Member, Board of Advisors, the Center for Regulatory Effectiveness


Before The FDA Arthritis Advisory Committee and the

Drug Safety and Risk Management Committee


February 17, 2005



Distinguished members of the Committee:


I am Jim Tozzi, member of the Board of Advisors of the Center for Regulatory Effectiveness.


The Center receives no funding from the pharmaceutical industry although a number of years ago we did receive grants from the industry.


The Center for Regulatory Effectiveness is a regulatory watchdog funded by trade associations and private firms. The Center’s focus is to ensure that “good government” statutes, which regulate the regulators, are adhered to by federal regulatory agencies. To this end, we have a particular interest in FDA compliance with the requirements of the Data Quality Act when the agency makes determinations regarding the benefits and risks associated with the use of Non-Steroidal Anti-Inflammatory Drugs.
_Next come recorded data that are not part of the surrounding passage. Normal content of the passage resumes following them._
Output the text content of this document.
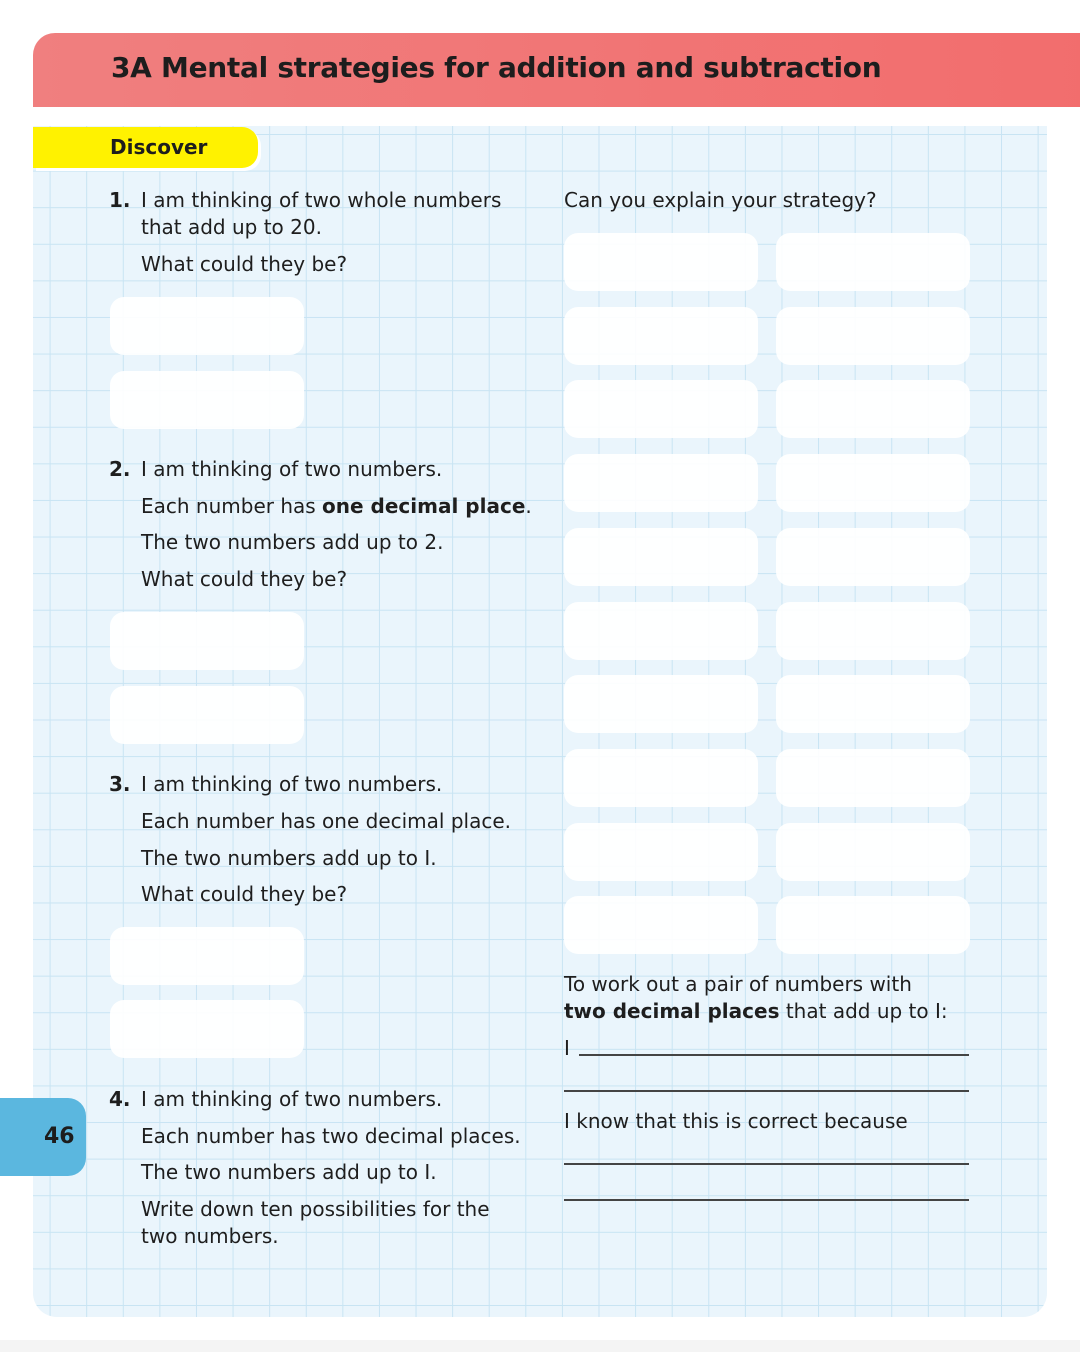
3A Mental strategies for addition and subtraction
Discover
1. I am thinking of two whole numbers
that add up to 20.
What could they be?
2. I am thinking of two numbers.
Each number has one decimal place.
The two numbers add up to 2.
What could they be?
3. I am thinking of two numbers.
Each number has one decimal place.
The two numbers add up to I.
What could they be?
4. I am thinking of two numbers.
Each number has two decimal places.
The two numbers add up to I.
Write down ten possibilities for the
two numbers.
Can you explain your strategy?
To work out a pair of numbers with
two decimal places that add up to I:
I
I know that this is correct because
46
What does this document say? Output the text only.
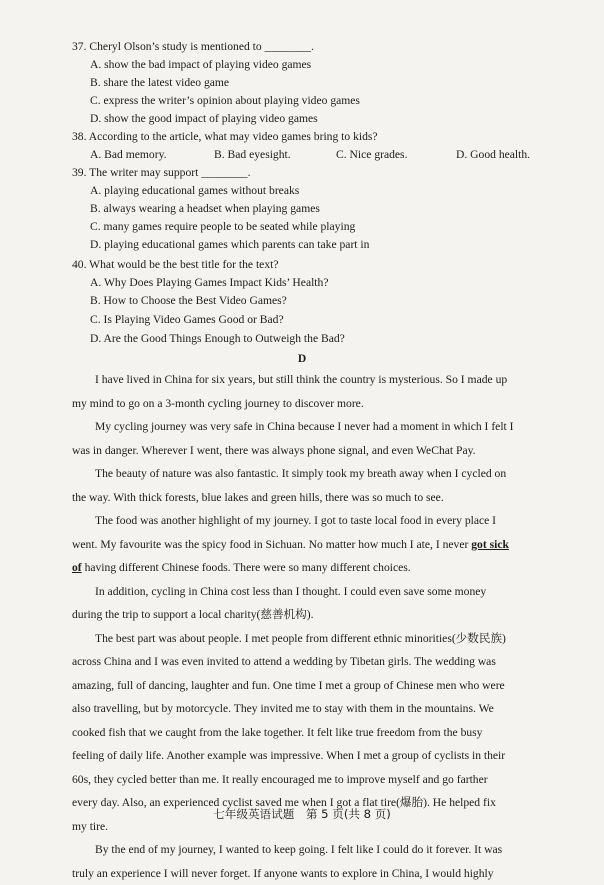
37. Cheryl Olson’s study is mentioned to ________.
A. show the bad impact of playing video games
B. share the latest video game
C. express the writer’s opinion about playing video games
D. show the good impact of playing video games
38. According to the article, what may video games bring to kids?
A. Bad memory.	B. Bad eyesight.	C. Nice grades.	D. Good health.
39. The writer may support ________.
A. playing educational games without breaks
B. always wearing a headset when playing games
C. many games require people to be seated while playing
D. playing educational games which parents can take part in
40. What would be the best title for the text?
A. Why Does Playing Games Impact Kids’ Health?
B. How to Choose the Best Video Games?
C. Is Playing Video Games Good or Bad?
D. Are the Good Things Enough to Outweigh the Bad?
D
I have lived in China for six years, but still think the country is mysterious. So I made up
my mind to go on a 3-month cycling journey to discover more.
My cycling journey was very safe in China because I never had a moment in which I felt I
was in danger. Wherever I went, there was always phone signal, and even WeChat Pay.
The beauty of nature was also fantastic. It simply took my breath away when I cycled on
the way. With thick forests, blue lakes and green hills, there was so much to see.
The food was another highlight of my journey. I got to taste local food in every place I
went. My favourite was the spicy food in Sichuan. No matter how much I ate, I never got sick
of having different Chinese foods. There were so many different choices.
In addition, cycling in China cost less than I thought. I could even save some money
during the trip to support a local charity(慈善机构).
The best part was about people. I met people from different ethnic minorities(少数民族)
across China and I was even invited to attend a wedding by Tibetan girls. The wedding was
amazing, full of dancing, laughter and fun. One time I met a group of Chinese men who were
also travelling, but by motorcycle. They invited me to stay with them in the mountains. We
cooked fish that we caught from the lake together. It felt like true freedom from the busy
feeling of daily life. Another example was impressive. When I met a group of cyclists in their
60s, they cycled better than me. It really encouraged me to improve myself and go farther
every day. Also, an experienced cyclist saved me when I got a flat tire(爆胎). He helped fix
my tire.
By the end of my journey, I wanted to keep going. I felt like I could do it forever. It was
truly an experience I will never forget. If anyone wants to explore in China, I would highly
七年级英语试题　第 5 页(共 8 页)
Requirements of the Data Quality Act (DQA)


The DQA directed OMB to promulgate guidelines which would “ensure and maximize the quality, objectivity, utility and integrity of information disseminated by Federal agencies.”
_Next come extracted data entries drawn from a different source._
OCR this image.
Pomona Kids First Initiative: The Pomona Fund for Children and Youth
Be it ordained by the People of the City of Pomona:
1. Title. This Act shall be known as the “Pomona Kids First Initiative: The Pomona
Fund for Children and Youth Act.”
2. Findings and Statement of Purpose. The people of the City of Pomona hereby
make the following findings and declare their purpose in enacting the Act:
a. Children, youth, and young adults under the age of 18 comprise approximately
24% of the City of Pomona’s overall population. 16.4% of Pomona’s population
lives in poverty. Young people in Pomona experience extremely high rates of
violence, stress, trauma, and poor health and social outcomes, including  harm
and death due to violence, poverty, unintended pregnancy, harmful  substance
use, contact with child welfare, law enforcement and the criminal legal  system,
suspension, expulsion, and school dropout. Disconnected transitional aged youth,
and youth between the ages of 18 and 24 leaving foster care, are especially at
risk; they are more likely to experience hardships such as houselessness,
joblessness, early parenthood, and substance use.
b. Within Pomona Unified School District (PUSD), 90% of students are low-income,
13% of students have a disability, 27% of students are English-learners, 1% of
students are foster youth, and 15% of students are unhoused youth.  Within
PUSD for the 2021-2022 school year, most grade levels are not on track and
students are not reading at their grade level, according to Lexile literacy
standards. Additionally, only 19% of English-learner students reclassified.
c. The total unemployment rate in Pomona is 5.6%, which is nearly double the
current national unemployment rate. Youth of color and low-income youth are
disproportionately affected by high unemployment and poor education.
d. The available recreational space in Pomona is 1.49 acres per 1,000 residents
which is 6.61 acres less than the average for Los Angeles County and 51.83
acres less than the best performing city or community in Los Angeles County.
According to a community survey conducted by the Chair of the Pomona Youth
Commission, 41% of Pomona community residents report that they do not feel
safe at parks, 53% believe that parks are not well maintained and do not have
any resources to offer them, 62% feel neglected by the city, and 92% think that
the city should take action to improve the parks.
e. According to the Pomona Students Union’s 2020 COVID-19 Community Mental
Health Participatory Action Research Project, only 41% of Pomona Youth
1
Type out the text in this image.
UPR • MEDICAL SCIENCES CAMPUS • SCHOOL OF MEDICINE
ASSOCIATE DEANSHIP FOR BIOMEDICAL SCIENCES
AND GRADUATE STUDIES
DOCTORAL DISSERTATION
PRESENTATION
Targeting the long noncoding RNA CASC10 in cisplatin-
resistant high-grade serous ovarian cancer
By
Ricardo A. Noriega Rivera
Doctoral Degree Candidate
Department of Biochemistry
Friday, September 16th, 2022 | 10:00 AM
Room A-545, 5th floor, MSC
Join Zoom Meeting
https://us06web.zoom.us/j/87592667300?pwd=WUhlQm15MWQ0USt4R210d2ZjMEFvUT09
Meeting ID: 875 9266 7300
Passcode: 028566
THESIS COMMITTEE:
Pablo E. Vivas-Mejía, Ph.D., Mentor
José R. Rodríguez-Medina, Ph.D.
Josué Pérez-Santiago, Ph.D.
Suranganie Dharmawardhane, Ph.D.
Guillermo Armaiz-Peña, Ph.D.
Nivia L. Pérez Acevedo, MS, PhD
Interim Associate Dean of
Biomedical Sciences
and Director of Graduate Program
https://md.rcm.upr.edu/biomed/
Pursuant to this Congressional directive OMB issued guidelines which each agency was to use as a basis for crafting its own data quality guidelines.


Pursuant to the OMB guidelines, FDA issued a twenty page document which describes the principles govern the release of information to the public.
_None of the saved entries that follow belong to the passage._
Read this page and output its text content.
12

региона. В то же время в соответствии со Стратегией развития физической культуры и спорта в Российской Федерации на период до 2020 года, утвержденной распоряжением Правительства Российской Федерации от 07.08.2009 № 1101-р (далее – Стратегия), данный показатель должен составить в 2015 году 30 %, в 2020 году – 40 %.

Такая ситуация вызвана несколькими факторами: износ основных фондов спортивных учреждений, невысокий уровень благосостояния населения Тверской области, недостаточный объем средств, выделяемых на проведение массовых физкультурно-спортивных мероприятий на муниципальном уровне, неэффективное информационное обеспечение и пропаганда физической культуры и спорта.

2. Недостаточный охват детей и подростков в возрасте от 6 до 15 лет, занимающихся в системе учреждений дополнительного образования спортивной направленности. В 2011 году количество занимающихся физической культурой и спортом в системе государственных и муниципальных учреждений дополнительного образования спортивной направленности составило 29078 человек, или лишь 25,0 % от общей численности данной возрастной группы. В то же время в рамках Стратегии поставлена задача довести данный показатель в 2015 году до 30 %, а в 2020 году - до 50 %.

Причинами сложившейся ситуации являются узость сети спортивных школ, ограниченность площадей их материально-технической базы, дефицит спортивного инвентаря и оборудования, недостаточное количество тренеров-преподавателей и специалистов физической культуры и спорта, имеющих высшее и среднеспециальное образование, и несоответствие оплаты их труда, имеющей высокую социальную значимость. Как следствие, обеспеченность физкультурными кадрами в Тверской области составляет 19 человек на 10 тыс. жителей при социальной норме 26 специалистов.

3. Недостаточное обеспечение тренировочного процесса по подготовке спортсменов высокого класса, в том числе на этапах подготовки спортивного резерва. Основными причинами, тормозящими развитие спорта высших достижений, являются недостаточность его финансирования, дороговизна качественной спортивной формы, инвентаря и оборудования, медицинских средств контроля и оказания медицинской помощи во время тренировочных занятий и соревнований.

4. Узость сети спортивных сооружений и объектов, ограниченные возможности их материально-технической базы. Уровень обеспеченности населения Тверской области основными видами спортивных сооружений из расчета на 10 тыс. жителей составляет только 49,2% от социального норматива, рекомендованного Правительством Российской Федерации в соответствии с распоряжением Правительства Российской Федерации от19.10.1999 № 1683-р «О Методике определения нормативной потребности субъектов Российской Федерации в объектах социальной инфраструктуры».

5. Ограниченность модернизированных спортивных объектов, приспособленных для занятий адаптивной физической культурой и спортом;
The OMB data quality requirements include:


“The guidelines call for the agency to determine that “influential” analytical results be capable of being substantially reproducible by individual analysis.”



DQA Impact On Advisory Committees


Consequently, the passage of DQA placed new responsibilities on agencies.


The question I would like to address is the impact of the DQA on Advisory Committees.


To set the record straight, the DQA places absolutely no requirements on advisory committees. Advisory committees are free to offer any views they wish.


However, the FDA cannot use the findings of an advisory committee unless its analyses meet the requirements of the DQA.


Furthermore, any third party could move to have the agency not adopt the views of an advisory committee if it demonstrates that the views of the advisory committee do not meet the requirements of the DQA.


The FDA data quality guidelines state:


“If we rely on information submitted to us by third parties in support of an application for product approval or in a rulemaking proceeding, we make sure that this information meets the appropriate standards for quality and objectivity.”


Advisory committees are third parties under the Data Quality Act.


Where does this leave us? Basically, advisory opinions not based upon a demonstrable scientific record may not survive as admissible advice to a regulatory agency.